Stack & Infrastructure

We used a variety of technologies to build Burst Your Bubble, including frameworks we had familiarity with, and some that we wanted to learn.

The stack

It was important for us to allow our web application to communicate easily with our machine learning models and the database. Because our article classification was being done in Python with the sklearn framework, we built the backend in Python as a Flask application. Flask also allows us to create an API with very little overhead, while still supporting crucial web technologies like session data and cookies, which we need for user authentication.

We then stored the data required for the web app in a MySQL database. We decided to use a relational database like MySQL so that we can easily traverse the objects we are creating and using (for instance, going from a user to the list of articles they have read). Additionally, this allowed us to use a popular Object-Relational Mapping (ORM) package to abstract away from the database engine; in this case, Python's SQLAlchemy package provided that connection.

On the front end, we built the application using React. React is a popular user interface framework that reduces the application down to reusable components, which is extremely useful for complex applications like ours that have UI items that need to be used in several locations. Prior to the development phase of the project none of us were familiar with React, but we wanted to learn how to develop user interfaces with it.

Amazon Web Services

We also wanted to gain experience with cloud deployments. While the project can be run fully locally with the built-in Flask server, we wanted to set up a production environment where we could all interact with the app and know we were all using the same code, underlying operating system, packages, and database. We set up an account on the Amazon Web Services free tier and set up the following services:

  • Elastic Compute Cloud (EC2): The actual server that runs our code and a cron task that runs daily to fetch fresh news articles.
  • Relational Database Service (RDS): Optimized MySQL with higher performance than what we would see if we were to install MySQL on our EC2 instance.
  • Identity and Access Management (IAM): Security controls that allow AWS resources to communicate with each other, and with the public internet.

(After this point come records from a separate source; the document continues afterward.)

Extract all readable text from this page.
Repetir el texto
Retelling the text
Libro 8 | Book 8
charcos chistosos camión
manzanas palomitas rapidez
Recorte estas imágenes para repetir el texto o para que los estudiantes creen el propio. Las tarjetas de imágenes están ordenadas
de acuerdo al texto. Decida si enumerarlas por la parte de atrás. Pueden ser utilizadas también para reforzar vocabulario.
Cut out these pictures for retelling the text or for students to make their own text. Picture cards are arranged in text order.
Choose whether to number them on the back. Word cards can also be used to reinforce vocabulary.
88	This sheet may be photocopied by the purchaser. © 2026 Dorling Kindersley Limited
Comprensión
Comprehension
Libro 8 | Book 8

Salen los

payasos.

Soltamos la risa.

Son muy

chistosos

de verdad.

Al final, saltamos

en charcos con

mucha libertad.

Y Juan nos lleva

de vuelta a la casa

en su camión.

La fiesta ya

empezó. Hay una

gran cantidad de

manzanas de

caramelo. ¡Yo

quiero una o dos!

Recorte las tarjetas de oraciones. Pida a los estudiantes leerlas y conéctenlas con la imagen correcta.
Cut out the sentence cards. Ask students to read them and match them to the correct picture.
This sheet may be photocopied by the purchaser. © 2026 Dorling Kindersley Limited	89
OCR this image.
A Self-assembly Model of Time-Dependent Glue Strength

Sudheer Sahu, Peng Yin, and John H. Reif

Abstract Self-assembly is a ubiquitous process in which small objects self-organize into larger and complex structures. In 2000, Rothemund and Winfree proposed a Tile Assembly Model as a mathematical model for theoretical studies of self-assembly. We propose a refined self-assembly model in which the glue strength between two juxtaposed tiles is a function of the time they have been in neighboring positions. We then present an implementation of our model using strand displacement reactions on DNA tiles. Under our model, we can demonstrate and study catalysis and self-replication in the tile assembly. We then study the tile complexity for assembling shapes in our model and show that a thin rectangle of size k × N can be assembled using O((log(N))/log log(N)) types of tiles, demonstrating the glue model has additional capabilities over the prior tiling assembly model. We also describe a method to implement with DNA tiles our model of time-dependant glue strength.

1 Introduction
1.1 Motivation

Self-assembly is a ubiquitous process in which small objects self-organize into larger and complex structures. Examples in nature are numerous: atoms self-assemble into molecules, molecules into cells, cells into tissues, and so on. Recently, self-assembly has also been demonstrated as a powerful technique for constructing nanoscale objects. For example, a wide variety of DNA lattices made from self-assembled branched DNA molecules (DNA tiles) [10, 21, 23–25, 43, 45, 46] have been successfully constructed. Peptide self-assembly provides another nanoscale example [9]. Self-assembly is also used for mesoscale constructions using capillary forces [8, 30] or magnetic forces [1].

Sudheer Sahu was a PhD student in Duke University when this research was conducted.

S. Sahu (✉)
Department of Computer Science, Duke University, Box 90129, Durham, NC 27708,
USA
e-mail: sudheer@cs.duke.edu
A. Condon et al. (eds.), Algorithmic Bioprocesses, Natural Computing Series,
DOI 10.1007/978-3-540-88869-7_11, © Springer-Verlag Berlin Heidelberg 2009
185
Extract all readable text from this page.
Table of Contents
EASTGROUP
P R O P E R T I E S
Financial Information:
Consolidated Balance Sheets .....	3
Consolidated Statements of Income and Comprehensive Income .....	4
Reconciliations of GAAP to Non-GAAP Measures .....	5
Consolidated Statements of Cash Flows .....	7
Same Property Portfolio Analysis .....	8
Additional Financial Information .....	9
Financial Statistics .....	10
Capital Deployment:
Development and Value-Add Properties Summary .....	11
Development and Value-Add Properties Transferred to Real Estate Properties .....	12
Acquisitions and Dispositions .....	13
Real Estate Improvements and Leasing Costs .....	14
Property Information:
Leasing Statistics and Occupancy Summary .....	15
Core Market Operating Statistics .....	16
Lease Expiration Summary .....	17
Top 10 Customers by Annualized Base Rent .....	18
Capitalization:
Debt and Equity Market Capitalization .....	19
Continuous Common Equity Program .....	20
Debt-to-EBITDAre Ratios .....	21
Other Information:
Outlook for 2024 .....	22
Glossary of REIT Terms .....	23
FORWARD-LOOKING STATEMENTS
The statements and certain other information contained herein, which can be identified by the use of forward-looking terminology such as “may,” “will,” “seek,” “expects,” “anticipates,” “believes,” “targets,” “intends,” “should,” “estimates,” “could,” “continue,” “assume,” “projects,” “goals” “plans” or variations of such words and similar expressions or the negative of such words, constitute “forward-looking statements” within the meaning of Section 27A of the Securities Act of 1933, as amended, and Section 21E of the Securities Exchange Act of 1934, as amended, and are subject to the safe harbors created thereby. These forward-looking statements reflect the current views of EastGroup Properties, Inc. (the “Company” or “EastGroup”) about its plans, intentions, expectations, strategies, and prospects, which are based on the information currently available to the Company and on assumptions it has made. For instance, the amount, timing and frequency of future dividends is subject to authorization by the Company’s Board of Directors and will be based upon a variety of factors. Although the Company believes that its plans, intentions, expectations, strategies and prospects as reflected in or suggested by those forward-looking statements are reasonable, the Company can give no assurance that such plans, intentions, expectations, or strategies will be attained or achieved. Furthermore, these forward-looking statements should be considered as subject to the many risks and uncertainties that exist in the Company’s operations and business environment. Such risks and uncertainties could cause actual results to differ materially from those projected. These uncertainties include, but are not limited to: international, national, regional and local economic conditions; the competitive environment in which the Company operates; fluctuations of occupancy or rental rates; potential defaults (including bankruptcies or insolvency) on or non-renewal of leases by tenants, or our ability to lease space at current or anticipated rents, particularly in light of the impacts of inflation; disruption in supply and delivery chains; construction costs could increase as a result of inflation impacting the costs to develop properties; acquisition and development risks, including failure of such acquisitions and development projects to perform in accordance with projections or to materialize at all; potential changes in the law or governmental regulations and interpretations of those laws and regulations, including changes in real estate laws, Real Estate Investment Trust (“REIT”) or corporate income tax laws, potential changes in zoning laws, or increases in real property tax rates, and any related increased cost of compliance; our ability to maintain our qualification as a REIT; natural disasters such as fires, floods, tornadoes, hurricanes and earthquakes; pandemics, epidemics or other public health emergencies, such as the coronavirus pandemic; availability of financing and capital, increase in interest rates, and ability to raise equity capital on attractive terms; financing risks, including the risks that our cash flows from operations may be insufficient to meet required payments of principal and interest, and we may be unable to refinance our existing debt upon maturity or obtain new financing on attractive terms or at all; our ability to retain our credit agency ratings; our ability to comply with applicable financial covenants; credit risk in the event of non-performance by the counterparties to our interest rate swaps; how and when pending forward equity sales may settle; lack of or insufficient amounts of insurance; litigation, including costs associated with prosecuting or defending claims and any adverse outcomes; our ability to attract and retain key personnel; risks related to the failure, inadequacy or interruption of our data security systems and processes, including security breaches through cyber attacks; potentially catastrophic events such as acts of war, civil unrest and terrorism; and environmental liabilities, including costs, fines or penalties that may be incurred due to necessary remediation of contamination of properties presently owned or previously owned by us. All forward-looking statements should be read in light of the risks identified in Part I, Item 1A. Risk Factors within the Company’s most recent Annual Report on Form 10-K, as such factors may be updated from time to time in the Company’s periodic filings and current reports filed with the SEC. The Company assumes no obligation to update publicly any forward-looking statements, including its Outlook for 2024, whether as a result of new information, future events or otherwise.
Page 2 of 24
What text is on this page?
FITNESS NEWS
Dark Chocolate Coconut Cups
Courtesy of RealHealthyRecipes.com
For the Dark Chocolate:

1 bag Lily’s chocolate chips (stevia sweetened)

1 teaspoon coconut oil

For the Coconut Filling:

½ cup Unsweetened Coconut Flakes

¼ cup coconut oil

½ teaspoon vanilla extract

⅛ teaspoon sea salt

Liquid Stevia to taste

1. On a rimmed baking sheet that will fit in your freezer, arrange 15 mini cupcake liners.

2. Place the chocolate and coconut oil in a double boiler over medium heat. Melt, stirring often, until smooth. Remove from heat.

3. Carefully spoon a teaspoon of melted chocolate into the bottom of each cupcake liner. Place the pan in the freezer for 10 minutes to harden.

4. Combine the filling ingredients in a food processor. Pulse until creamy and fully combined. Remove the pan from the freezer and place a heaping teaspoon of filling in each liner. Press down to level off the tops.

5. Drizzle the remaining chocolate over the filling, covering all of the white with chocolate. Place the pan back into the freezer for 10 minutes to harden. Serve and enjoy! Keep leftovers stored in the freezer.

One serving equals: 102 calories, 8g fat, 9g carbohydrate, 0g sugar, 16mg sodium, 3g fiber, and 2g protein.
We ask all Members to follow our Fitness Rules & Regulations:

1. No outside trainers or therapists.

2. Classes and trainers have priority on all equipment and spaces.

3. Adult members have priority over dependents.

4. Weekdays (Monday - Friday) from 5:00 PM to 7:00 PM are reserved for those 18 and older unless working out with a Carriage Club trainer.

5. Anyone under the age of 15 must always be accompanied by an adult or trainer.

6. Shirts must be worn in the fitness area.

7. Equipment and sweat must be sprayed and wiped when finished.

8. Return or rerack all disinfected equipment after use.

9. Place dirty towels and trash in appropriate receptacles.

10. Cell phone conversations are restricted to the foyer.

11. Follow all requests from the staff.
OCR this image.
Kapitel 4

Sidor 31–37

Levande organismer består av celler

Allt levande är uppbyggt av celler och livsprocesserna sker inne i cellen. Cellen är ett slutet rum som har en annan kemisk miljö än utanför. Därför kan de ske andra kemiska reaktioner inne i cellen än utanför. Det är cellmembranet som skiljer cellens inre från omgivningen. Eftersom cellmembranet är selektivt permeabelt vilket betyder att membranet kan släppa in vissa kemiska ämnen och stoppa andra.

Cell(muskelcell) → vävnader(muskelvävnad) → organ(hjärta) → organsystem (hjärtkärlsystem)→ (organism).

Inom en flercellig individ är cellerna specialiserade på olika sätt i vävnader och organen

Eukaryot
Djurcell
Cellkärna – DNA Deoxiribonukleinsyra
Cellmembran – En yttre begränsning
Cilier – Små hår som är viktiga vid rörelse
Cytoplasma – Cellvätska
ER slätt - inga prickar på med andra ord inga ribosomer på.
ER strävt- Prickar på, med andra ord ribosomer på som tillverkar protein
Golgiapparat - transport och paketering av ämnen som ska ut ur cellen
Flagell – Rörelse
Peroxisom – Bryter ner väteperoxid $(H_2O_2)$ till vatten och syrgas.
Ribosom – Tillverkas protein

We also wanted to decentralize our deployment process and allow anyone in our team to deploy code to production. We set up additional AWS services to enable automatic code deployments whenever we push to GitHub:

  • CodeDeploy: Continuous deployment manager; receives code and installs it on our EC2 instance.
  • CodePipeline: Watches GitHub for changes and automatically triggers a deployment with CodeDeploy whenever new code is pushed to master.
  • Simple Storage Service (S3): Temporary storage of code archives.